The tagline of Views from Eagle Peak is “Seeing things as they really are, without the illusions or delusions.” That’s something that takes wisdom, which is something that comes from time and faith. Faith in something that works. Eagle Peak is an allegorical reference to a place where the Buddha lives and practices. In one sense it’s an actual place. More generally, anywhere one practices Buddhism is Eagle Peak. A place where one can see how and why things are the way they are. Cause and effect.
Today is the 40th anniversary of my commitment to practicing Buddhism. Looking for hope, a methodology and a means to achieve my goals and dreams. I needed to overcome indecision and procrastination. Almost without noticing it, I did. All a part of what Soka Gakkai International (SGI) President Daisaku Ikeda calls “human revolution.” An inner transformation of character. One that enabled me to overcome so much and achieve so much. I could go on for many pages describing the good fortune and joy this practice has brought me, but I won’t. Instead, here’s a short list.

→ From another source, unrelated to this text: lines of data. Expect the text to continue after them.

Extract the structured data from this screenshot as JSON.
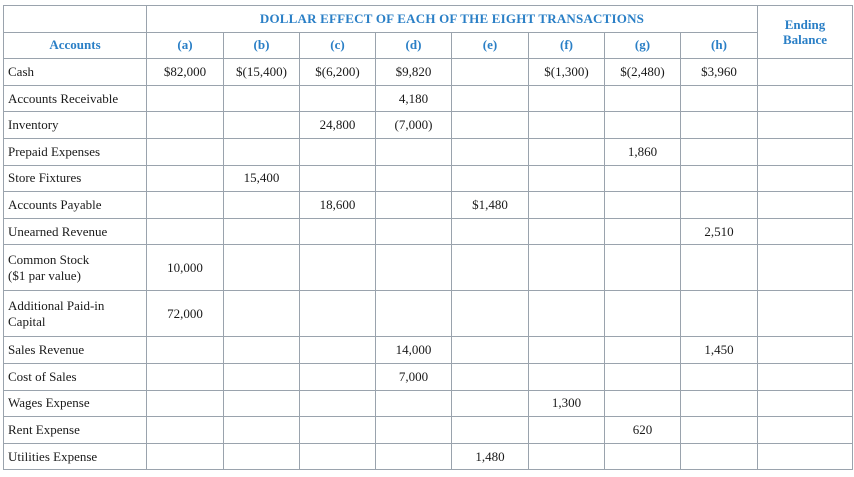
{
  "header": {
    "banner": "DOLLAR EFFECT OF EACH OF THE EIGHT TRANSACTIONS",
    "accounts_label": "Accounts",
    "ending_line1": "Ending",
    "ending_line2": "Balance",
    "columns": [
      "(a)",
      "(b)",
      "(c)",
      "(d)",
      "(e)",
      "(f)",
      "(g)",
      "(h)"
    ]
  },
  "rows": [
    {
      "account": "Cash",
      "values": [
        "$82,000",
        "$(15,400)",
        "$(6,200)",
        "$9,820",
        "",
        "$(1,300)",
        "$(2,480)",
        "$3,960"
      ],
      "ending": ""
    },
    {
      "account": "Accounts Receivable",
      "values": [
        "",
        "",
        "",
        "4,180",
        "",
        "",
        "",
        ""
      ],
      "ending": ""
    },
    {
      "account": "Inventory",
      "values": [
        "",
        "",
        "24,800",
        "(7,000)",
        "",
        "",
        "",
        ""
      ],
      "ending": ""
    },
    {
      "account": "Prepaid Expenses",
      "values": [
        "",
        "",
        "",
        "",
        "",
        "",
        "1,860",
        ""
      ],
      "ending": ""
    },
    {
      "account": "Store Fixtures",
      "values": [
        "",
        "15,400",
        "",
        "",
        "",
        "",
        "",
        ""
      ],
      "ending": ""
    },
    {
      "account": "Accounts Payable",
      "values": [
        "",
        "",
        "18,600",
        "",
        "$1,480",
        "",
        "",
        ""
      ],
      "ending": ""
    },
    {
      "account": "Unearned Revenue",
      "values": [
        "",
        "",
        "",
        "",
        "",
        "",
        "",
        "2,510"
      ],
      "ending": ""
    },
    {
      "account_line1": "Common Stock",
      "account_line2": "($1 par value)",
      "values": [
        "10,000",
        "",
        "",
        "",
        "",
        "",
        "",
        ""
      ],
      "ending": ""
    },
    {
      "account_line1": "Additional Paid-in",
      "account_line2": "Capital",
      "values": [
        "72,000",
        "",
        "",
        "",
        "",
        "",
        "",
        ""
      ],
      "ending": ""
    },
    {
      "account": "Sales Revenue",
      "values": [
        "",
        "",
        "",
        "14,000",
        "",
        "",
        "",
        "1,450"
      ],
      "ending": ""
    },
    {
      "account": "Cost of Sales",
      "values": [
        "",
        "",
        "",
        "7,000",
        "",
        "",
        "",
        ""
      ],
      "ending": ""
    },
    {
      "account": "Wages Expense",
      "values": [
        "",
        "",
        "",
        "",
        "",
        "1,300",
        "",
        ""
      ],
      "ending": ""
    },
    {
      "account": "Rent Expense",
      "values": [
        "",
        "",
        "",
        "",
        "",
        "",
        "620",
        ""
      ],
      "ending": ""
    },
    {
      "account": "Utilities Expense",
      "values": [
        "",
        "",
        "",
        "",
        "1,480",
        "",
        "",
        ""
      ],
      "ending": ""
    }
  ]
}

- I am in a happy and successful marriage, now in its 36th year, after two failed ones. In so doing, my wife and I overcame the death threat of her father, who after just a couple years welcomed me into his home and later said, “just call me Dad.”

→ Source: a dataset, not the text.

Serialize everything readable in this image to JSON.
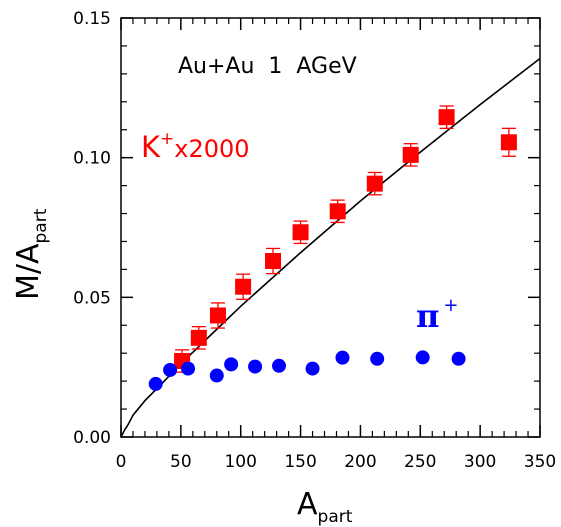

- After a year in Vietnam which began ten years before I encountered Buddhism, my illusions were shattered about America’s virtues and my innocence was lost. My faith and practice couldn’t bring back the innocence but it gave me the means to make the world a better place by making myself a better person.
- From a lazy person contemptuous of authority—something three years in the Army fostered, I became a trusted employee at a local government agency. Upon my retirement, the agency director (a retired full colonel from the US Army) said this, “Whenever I wanted something done right and on time, I gave it to John.”

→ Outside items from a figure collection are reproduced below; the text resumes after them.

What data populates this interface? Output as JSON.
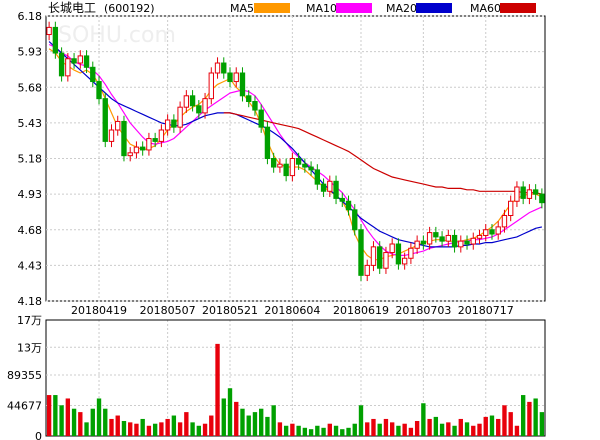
{
  "header": {
    "title": "长城电工",
    "code": "(600192)",
    "watermark": "SOHU.com"
  },
  "legend": [
    {
      "name": "MA5",
      "color": "#FF9900"
    },
    {
      "name": "MA10",
      "color": "#FF00FF"
    },
    {
      "name": "MA20",
      "color": "#0000CC"
    },
    {
      "name": "MA60",
      "color": "#CC0000"
    }
  ],
  "colors": {
    "up": "#E8000B",
    "down": "#00A000",
    "grid": "#cccccc",
    "axis": "#000000"
  },
  "chart_data": [
    {
      "type": "candlestick",
      "title": "长城电工(600192)",
      "price_ticks": [
        "6.18",
        "5.93",
        "5.68",
        "5.43",
        "5.18",
        "4.93",
        "4.68",
        "4.43",
        "4.18"
      ],
      "ylim": [
        4.18,
        6.18
      ],
      "date_labels": [
        {
          "i": 8,
          "label": "20180419"
        },
        {
          "i": 19,
          "label": "20180507"
        },
        {
          "i": 29,
          "label": "20180521"
        },
        {
          "i": 39,
          "label": "20180604"
        },
        {
          "i": 50,
          "label": "20180619"
        },
        {
          "i": 60,
          "label": "20180703"
        },
        {
          "i": 70,
          "label": "20180717"
        }
      ],
      "closes": [
        6.1,
        5.92,
        5.76,
        5.88,
        5.85,
        5.9,
        5.82,
        5.72,
        5.6,
        5.3,
        5.38,
        5.44,
        5.2,
        5.22,
        5.26,
        5.24,
        5.32,
        5.3,
        5.38,
        5.45,
        5.4,
        5.54,
        5.62,
        5.55,
        5.5,
        5.6,
        5.78,
        5.85,
        5.78,
        5.72,
        5.78,
        5.62,
        5.58,
        5.52,
        5.4,
        5.18,
        5.12,
        5.14,
        5.06,
        5.18,
        5.14,
        5.12,
        5.1,
        5.0,
        4.95,
        5.02,
        4.9,
        4.88,
        4.82,
        4.68,
        4.36,
        4.43,
        4.56,
        4.41,
        4.52,
        4.58,
        4.44,
        4.48,
        4.55,
        4.6,
        4.58,
        4.66,
        4.63,
        4.6,
        4.64,
        4.56,
        4.6,
        4.58,
        4.62,
        4.64,
        4.68,
        4.65,
        4.7,
        4.78,
        4.88,
        4.98,
        4.9,
        4.96,
        4.93,
        4.87
      ],
      "ma5": [
        5.95,
        5.92,
        5.86,
        5.83,
        5.8,
        5.78,
        5.8,
        5.77,
        5.7,
        5.6,
        5.5,
        5.4,
        5.34,
        5.28,
        5.26,
        5.24,
        5.25,
        5.27,
        5.32,
        5.38,
        5.42,
        5.47,
        5.51,
        5.54,
        5.56,
        5.6,
        5.66,
        5.7,
        5.72,
        5.74,
        5.68,
        5.64,
        5.58,
        5.52,
        5.42,
        5.3,
        5.2,
        5.14,
        5.12,
        5.12,
        5.12,
        5.1,
        5.06,
        5.02,
        4.98,
        4.95,
        4.92,
        4.88,
        4.8,
        4.65,
        4.56,
        4.5,
        4.47,
        4.47,
        4.49,
        4.5,
        4.51,
        4.53,
        4.55,
        4.57,
        4.59,
        4.6,
        4.61,
        4.61,
        4.6,
        4.6,
        4.6,
        4.61,
        4.62,
        4.64,
        4.67,
        4.7,
        4.74,
        4.8,
        4.86,
        4.9,
        4.92,
        4.93,
        4.93,
        4.91
      ],
      "ma10": [
        5.98,
        5.96,
        5.92,
        5.9,
        5.86,
        5.84,
        5.83,
        5.8,
        5.76,
        5.7,
        5.63,
        5.57,
        5.5,
        5.43,
        5.38,
        5.33,
        5.29,
        5.28,
        5.29,
        5.3,
        5.32,
        5.36,
        5.4,
        5.44,
        5.48,
        5.52,
        5.55,
        5.58,
        5.61,
        5.64,
        5.65,
        5.66,
        5.65,
        5.62,
        5.56,
        5.49,
        5.42,
        5.35,
        5.29,
        5.23,
        5.19,
        5.15,
        5.12,
        5.09,
        5.06,
        5.02,
        4.98,
        4.94,
        4.88,
        4.82,
        4.75,
        4.68,
        4.62,
        4.57,
        4.53,
        4.51,
        4.5,
        4.5,
        4.51,
        4.52,
        4.53,
        4.55,
        4.56,
        4.57,
        4.58,
        4.59,
        4.6,
        4.6,
        4.61,
        4.61,
        4.62,
        4.63,
        4.65,
        4.68,
        4.71,
        4.74,
        4.77,
        4.8,
        4.82,
        4.84
      ],
      "ma20": [
        6.0,
        5.96,
        5.92,
        5.88,
        5.84,
        5.8,
        5.76,
        5.72,
        5.68,
        5.64,
        5.6,
        5.57,
        5.55,
        5.53,
        5.51,
        5.49,
        5.47,
        5.45,
        5.43,
        5.42,
        5.41,
        5.41,
        5.42,
        5.44,
        5.46,
        5.48,
        5.49,
        5.5,
        5.5,
        5.5,
        5.49,
        5.47,
        5.45,
        5.43,
        5.41,
        5.39,
        5.36,
        5.33,
        5.29,
        5.25,
        5.2,
        5.15,
        5.1,
        5.05,
        5.0,
        4.96,
        4.92,
        4.88,
        4.84,
        4.8,
        4.76,
        4.73,
        4.7,
        4.67,
        4.65,
        4.63,
        4.61,
        4.6,
        4.59,
        4.58,
        4.57,
        4.56,
        4.56,
        4.56,
        4.56,
        4.56,
        4.57,
        4.57,
        4.58,
        4.58,
        4.59,
        4.59,
        4.6,
        4.61,
        4.62,
        4.63,
        4.65,
        4.67,
        4.69,
        4.7
      ],
      "ma60": [
        null,
        null,
        null,
        null,
        null,
        null,
        null,
        null,
        null,
        null,
        null,
        null,
        null,
        null,
        null,
        null,
        null,
        null,
        null,
        null,
        null,
        null,
        null,
        null,
        null,
        null,
        null,
        null,
        5.5,
        5.5,
        5.49,
        5.48,
        5.47,
        5.46,
        5.45,
        5.44,
        5.43,
        5.42,
        5.41,
        5.4,
        5.39,
        5.37,
        5.35,
        5.33,
        5.31,
        5.29,
        5.27,
        5.25,
        5.23,
        5.2,
        5.17,
        5.14,
        5.11,
        5.09,
        5.07,
        5.05,
        5.04,
        5.03,
        5.02,
        5.01,
        5.0,
        4.99,
        4.98,
        4.98,
        4.97,
        4.97,
        4.97,
        4.96,
        4.96,
        4.95,
        4.95,
        4.95,
        4.95,
        4.95,
        4.95,
        4.95,
        4.94,
        4.94,
        4.94,
        4.93
      ]
    },
    {
      "type": "bar",
      "title": "",
      "vol_ticks": [
        "17万",
        "13万",
        "89355",
        "44677",
        "0"
      ],
      "ylim": [
        0,
        170000
      ],
      "volumes": [
        60000,
        60000,
        45000,
        55000,
        40000,
        35000,
        20000,
        40000,
        55000,
        40000,
        25000,
        30000,
        22000,
        20000,
        18000,
        25000,
        15000,
        18000,
        20000,
        25000,
        30000,
        20000,
        35000,
        20000,
        15000,
        18000,
        30000,
        135000,
        55000,
        70000,
        50000,
        40000,
        30000,
        35000,
        40000,
        28000,
        45000,
        20000,
        15000,
        18000,
        15000,
        12000,
        10000,
        15000,
        12000,
        18000,
        15000,
        10000,
        12000,
        18000,
        45000,
        20000,
        25000,
        18000,
        25000,
        20000,
        15000,
        18000,
        12000,
        22000,
        48000,
        25000,
        28000,
        18000,
        20000,
        15000,
        25000,
        20000,
        15000,
        18000,
        28000,
        30000,
        25000,
        45000,
        35000,
        15000,
        60000,
        50000,
        55000,
        35000
      ]
    }
  ]
}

- Nearly ten years ago, I recounted the experiences which led me to Buddhism and the benefits that resulted from that human revolution in a memoir, Waiting for Westmoreland.
- Now, I am finally on the way to writing fiction, my goal from childhood. A short story collection, The Fountain, went on sale July 10th on Amazon.
- We live in a dream house, high atop a hill in southwestern New Mexico. A house I designed on a computer. A far cry from the home I grew up in, foreclosed on when I was 11. My mother could not pay the mortgage after my father died four years before. She died five years later.
- From the poverty of my youth, my wife and I have taken many wonderful vacations with two children—now grown and on their own. We continue to travel, now more often on our own. In the Buddhism of Nichiren Daishonin, this financial security is called, “treasures of the storehouse.”
- We have had a few health problems now and then, but by and large we are not inconvenienced greatly by them and have overcome them. Similarly, in our Buddhist faith, this is called “treasures of the body.”
- Of the three treasures, “treasures of the heart” are the most valuable or important. These too, we have in abundance. The certainty that we can achieve anything, that we can overcome any adversity. That our happiness is absolute—not relative, like winning the lottery, a wonderful car or a wonderful home that could be destroyed by fire or flood.
One doesn’t need to practice Buddhism to be successful in life—to have a happy marriage or a good job. One doesn’t need to practice Buddhism to be financially secure or able to overcome illness. But it certainly helps immeasurably. If it didn’t, if it hadn’t, I wouldn’t still be doing it 40 years later. I would be happy to share more of my own experiences with you about this practice or refer you to sources of information about it—should you be interested. But today’s post is not a paean to draw you in, it’s a commemoration of my personal anniversary.
One more important note: the path to becoming a Buddha, an enlightened human being, runs through the world of the Bodhisattva. In other words, the practice of Buddhism entails practicing for others as well as oneself. It’s not a greedy, self-realizing endeavor that you keep to yourself. Oh no, it’s a practice that involves helping others find happiness, hope, courage and more through the compassion of a Bodhisattva. An essential element of the beneficial results I’ve obtained over my 40 years of practice stems from that commitment.